I believe there's a guy selling kits on eBay to adapt a supercharger from a Nissan Xterra to a Ford 4.0 SOHC, and I think with some work they could be made to work with the OHV. If I recall correctly anyhow, it has been a while since I was researching that stuff. I believe I priced a complete supercharging solution at around $1200-$1500.
Spdrcer34's Throttle Body mod is a great free power adder if you are comfortable with a dremel. It can gain you mid to top end power and costs nothing.
Throttle (gas pedal) cables get stretched out over time, keeping the butterfly from opening fully. A few zip ties fix this. There's a reason the repair/mod is called 50 horsepower for 5 cents.

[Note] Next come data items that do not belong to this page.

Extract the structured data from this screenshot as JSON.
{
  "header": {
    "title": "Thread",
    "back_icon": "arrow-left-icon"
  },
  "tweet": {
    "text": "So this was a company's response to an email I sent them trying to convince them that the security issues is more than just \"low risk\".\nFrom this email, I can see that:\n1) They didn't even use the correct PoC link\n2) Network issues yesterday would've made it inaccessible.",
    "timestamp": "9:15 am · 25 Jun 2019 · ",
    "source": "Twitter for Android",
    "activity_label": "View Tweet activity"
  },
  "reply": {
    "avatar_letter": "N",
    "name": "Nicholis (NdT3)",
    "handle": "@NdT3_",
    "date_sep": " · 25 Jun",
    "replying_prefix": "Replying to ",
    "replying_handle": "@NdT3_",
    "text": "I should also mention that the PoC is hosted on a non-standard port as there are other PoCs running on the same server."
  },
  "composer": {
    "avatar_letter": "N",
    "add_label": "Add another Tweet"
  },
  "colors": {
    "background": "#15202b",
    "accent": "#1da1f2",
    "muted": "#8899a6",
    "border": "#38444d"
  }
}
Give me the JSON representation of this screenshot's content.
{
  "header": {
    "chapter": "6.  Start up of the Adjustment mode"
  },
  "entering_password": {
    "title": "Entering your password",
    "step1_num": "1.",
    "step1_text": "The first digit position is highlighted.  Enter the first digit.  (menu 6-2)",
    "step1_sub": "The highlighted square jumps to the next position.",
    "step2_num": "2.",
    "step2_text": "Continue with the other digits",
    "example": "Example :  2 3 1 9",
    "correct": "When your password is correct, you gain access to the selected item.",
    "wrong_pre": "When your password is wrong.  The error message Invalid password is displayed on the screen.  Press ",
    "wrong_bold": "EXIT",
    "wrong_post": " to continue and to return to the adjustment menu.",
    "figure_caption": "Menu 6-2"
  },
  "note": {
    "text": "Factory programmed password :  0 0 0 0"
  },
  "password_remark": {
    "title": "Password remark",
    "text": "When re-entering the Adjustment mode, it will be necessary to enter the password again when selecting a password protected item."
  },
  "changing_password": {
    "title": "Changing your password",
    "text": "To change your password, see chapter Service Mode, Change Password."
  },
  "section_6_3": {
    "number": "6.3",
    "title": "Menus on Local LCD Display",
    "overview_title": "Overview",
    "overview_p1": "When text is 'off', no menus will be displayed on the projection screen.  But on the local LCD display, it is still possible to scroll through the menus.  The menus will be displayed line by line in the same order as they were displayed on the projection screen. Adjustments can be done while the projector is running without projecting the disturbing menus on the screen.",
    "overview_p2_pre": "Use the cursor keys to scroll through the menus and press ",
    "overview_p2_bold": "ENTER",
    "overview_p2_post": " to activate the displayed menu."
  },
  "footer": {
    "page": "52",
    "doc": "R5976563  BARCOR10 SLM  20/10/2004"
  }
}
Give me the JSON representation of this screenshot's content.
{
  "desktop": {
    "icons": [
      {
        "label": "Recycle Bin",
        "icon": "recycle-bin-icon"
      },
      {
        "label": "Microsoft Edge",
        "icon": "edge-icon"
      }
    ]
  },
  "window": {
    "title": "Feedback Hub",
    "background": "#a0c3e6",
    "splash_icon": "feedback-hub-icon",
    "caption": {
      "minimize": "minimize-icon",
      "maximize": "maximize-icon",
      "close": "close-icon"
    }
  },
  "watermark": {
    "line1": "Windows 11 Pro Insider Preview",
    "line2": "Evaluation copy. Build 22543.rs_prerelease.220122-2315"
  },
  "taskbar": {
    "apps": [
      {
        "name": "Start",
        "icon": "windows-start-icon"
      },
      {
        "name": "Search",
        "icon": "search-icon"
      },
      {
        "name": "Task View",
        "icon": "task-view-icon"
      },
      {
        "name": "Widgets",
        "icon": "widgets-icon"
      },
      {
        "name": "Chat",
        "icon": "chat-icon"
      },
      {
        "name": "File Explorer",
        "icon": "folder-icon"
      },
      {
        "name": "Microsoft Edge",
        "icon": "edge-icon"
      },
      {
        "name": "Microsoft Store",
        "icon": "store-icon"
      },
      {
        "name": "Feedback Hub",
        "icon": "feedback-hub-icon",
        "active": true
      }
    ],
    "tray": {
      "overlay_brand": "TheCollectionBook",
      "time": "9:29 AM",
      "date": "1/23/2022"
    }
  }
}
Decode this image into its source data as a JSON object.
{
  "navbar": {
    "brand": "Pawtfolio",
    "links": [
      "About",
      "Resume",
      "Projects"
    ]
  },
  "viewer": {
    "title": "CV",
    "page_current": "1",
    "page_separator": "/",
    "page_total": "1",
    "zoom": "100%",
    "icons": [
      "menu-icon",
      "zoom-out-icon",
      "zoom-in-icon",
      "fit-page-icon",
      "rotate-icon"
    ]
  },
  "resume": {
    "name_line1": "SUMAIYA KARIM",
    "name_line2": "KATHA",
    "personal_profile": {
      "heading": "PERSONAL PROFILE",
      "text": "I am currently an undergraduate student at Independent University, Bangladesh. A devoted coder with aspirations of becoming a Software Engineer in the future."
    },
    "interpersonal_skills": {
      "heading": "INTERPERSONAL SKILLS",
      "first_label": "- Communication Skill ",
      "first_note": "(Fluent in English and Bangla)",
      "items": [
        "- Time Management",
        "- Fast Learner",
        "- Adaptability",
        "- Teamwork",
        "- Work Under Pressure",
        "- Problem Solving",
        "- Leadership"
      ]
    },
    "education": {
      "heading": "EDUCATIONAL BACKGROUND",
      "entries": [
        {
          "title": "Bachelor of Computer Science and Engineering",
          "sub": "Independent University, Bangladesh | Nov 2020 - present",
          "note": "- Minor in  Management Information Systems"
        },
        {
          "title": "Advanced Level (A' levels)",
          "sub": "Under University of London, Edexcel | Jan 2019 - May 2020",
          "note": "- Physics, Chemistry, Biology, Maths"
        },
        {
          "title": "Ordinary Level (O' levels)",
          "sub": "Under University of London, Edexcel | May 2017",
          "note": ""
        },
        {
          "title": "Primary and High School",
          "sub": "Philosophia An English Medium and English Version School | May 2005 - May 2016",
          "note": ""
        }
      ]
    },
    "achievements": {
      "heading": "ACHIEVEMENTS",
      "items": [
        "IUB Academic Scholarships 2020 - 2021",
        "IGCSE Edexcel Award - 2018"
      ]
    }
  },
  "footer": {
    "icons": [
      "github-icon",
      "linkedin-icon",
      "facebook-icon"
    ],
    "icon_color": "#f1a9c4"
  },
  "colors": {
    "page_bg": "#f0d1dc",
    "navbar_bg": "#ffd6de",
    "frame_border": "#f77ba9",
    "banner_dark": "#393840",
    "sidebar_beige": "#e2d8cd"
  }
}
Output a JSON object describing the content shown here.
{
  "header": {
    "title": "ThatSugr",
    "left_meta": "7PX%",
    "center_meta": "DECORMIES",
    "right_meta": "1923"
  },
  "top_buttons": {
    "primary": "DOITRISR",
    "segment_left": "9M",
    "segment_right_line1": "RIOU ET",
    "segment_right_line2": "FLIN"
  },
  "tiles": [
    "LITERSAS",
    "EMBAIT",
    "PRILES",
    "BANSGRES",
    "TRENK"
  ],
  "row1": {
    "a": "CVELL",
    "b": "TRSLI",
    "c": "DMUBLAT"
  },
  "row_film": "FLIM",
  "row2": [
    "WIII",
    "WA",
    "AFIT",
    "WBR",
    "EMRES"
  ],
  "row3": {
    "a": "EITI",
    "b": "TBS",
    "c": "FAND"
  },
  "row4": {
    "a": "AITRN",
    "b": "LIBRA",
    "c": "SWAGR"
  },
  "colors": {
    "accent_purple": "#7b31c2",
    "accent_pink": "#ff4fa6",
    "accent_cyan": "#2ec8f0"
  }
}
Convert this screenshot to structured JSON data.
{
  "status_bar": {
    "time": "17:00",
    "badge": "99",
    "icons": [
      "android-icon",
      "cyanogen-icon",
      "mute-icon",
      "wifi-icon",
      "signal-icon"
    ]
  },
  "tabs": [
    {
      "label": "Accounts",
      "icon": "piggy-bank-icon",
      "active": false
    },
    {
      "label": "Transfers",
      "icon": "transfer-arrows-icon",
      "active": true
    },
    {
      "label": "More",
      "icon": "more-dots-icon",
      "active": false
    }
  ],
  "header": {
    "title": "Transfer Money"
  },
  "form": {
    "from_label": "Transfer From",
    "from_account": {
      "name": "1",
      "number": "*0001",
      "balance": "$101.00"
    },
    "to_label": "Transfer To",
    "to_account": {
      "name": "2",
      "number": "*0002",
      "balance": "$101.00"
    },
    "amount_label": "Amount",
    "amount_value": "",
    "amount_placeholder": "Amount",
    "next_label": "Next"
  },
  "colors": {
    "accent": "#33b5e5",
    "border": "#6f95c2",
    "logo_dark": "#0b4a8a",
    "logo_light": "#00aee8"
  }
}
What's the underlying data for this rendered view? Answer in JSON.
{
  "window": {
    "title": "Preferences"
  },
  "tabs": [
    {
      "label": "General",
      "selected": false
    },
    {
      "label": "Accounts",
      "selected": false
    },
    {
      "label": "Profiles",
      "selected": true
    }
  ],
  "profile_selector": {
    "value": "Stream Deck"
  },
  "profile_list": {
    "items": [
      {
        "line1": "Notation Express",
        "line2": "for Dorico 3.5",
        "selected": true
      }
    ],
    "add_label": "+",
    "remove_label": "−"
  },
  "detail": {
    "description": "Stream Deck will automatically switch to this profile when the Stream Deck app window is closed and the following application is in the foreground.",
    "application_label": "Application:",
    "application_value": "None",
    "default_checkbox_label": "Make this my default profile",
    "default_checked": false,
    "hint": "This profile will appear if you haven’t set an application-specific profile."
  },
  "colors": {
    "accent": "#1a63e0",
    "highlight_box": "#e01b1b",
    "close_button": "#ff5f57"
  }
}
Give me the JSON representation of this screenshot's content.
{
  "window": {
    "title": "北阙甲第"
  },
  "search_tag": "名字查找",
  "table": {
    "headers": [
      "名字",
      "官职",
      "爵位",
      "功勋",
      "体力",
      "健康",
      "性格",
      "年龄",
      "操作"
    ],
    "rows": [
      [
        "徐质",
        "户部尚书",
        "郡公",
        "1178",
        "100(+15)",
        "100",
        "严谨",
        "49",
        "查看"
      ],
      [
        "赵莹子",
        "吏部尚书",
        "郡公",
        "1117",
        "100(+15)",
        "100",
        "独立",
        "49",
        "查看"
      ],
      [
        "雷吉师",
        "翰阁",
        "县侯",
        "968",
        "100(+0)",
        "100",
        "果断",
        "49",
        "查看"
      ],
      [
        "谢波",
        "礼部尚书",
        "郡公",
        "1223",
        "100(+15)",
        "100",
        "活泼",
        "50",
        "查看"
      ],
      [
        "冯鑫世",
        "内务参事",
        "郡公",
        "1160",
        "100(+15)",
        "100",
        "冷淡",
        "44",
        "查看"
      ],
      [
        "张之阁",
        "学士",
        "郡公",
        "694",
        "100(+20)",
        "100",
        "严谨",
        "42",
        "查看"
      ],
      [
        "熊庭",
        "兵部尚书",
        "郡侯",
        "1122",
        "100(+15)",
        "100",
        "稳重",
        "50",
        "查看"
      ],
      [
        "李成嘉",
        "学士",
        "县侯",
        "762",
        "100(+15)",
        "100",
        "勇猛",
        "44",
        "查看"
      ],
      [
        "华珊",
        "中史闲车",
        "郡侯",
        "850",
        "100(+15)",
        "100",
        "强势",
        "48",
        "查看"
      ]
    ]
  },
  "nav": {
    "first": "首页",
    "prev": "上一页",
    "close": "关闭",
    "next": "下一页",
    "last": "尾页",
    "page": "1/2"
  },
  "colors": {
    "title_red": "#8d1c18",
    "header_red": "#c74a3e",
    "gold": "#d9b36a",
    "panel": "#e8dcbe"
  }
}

With the stock airbox, you can cut holes in the bottom of it to allow more air in. A high flow cone style air filter runs $30-40 at a store and is easily adapted to the MAF for under $10 in most cases, and the intake ducting can be replaced with PVC pipe or a full chrome tube kit from a parts store for very little cash.
For free you can make your TPS (throttle position sensor) adjustable, and calibrate it to sync the computer's view of the throttle position with the actual position, potentially improving idle and throttle response if yours was out of adjustment as some are.
That's a few of the cheap/free mods I know of, searching the forums will yield instructions and more mods like these. Ultimately if you can afford to spend the money, you can make the 4.0 OHV or an installed 5.0/5.4/SBC produce lots of power.
The first gen Explorer's weak spot is the transmission. Manual and auto versions are weak, while they can last many miles on a stock truck, they don't like much more power. Even if you keep the motor mostly stock, a tougher tranny like a built 700R4 with an adapter from Advance Adapters is a good investment.